Together, we traveled across the county in search of a fulfilling life and work that would allow him to be happy and safe throughout the day. We met some friends and lived in an area where there are nice spaces to run and meet other dogs. He was always happy to explore and most appreciative of my love. We were working to find our way together and he blessed me with inspiration and courage to pursue my dreams while raising him with the attention required. He was very smart, well-behaved, and receptive to training from me.
After a while I began working at a site where I could take Waldo to work and he could be inside or outside. I did not take him every day, and a friend took care of him while I was out. He seemed to like going with me, and I enjoyed him presence while knowing that it was good that we spent the whole day together. He came several days before the accident. I made the fatal mistake of leaving him loose outside while I was in the small office working. Suddenly, I heard a brief cry then ran over to find him passing away due to being hit only slightly in the neck by a company truck. He was sleeping under the driver side of the truck and an employee did not see him before beginning to backup. He did not suffer for long. Waldo and I shared many great experiences and love, though sadly, his life only lasted for 7 months.
It was entirely my responsibility to keep him safe and I mistakenly and ignorantly turned my back on this. His health, happiness, and safety were always my first priority. I miss Waldo so much and in so many ways. I miss seeing him happy while playing with me or other dogs, sitting and cuddling, and how he would await his meals. I am incredibly grateful for everything we shared.
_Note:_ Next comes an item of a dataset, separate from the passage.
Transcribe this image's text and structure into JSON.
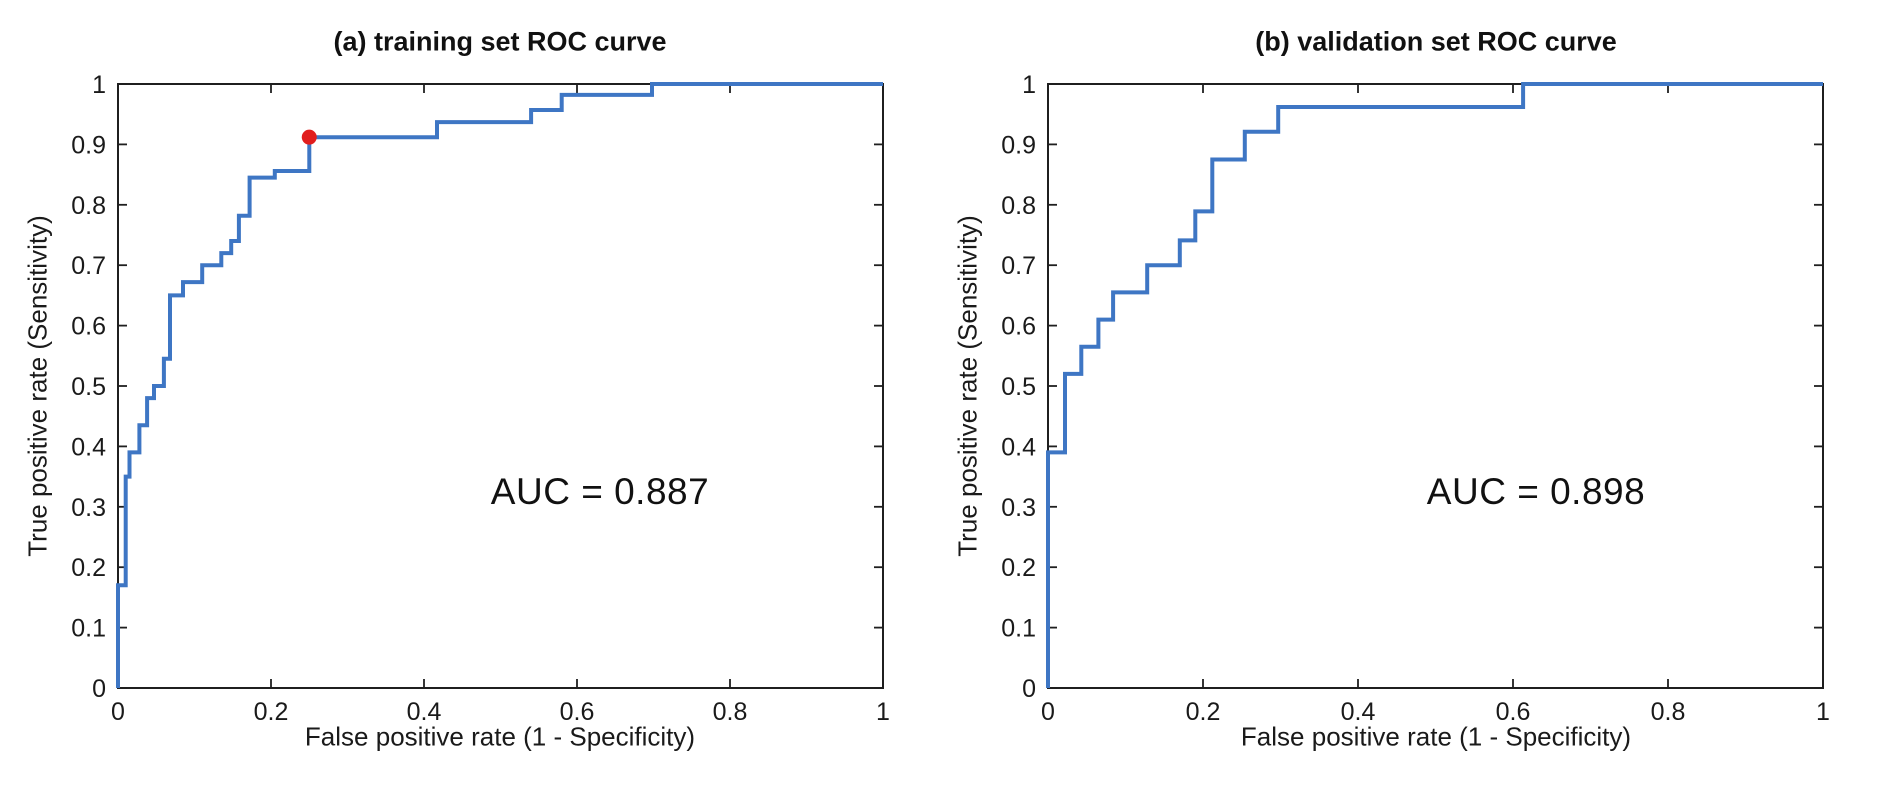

The accident happened almost two months ago and I feel a lot of grief and regret over the loss and my lack of attention. The best thing we can do in such situations, I am finding, is to feel all the emotions as they come while striving to replace any negative emotion with love, gratitude, and appreciation. I believe that humans and animals both have immortal souls, and that the lives we are experiencing now are only a portion of our soul's experiences. Physical death leads to the soul's migration elsewhere and then new life.
I pray that I am sending thoughts and feeling that Waldo's soul is receptive of, which comfort him, and which the Universe acknowledges. If you wish to share life and love again with me, Waldo, I would be most appreciative and excited to give you a happy, long life. I love you and I miss you.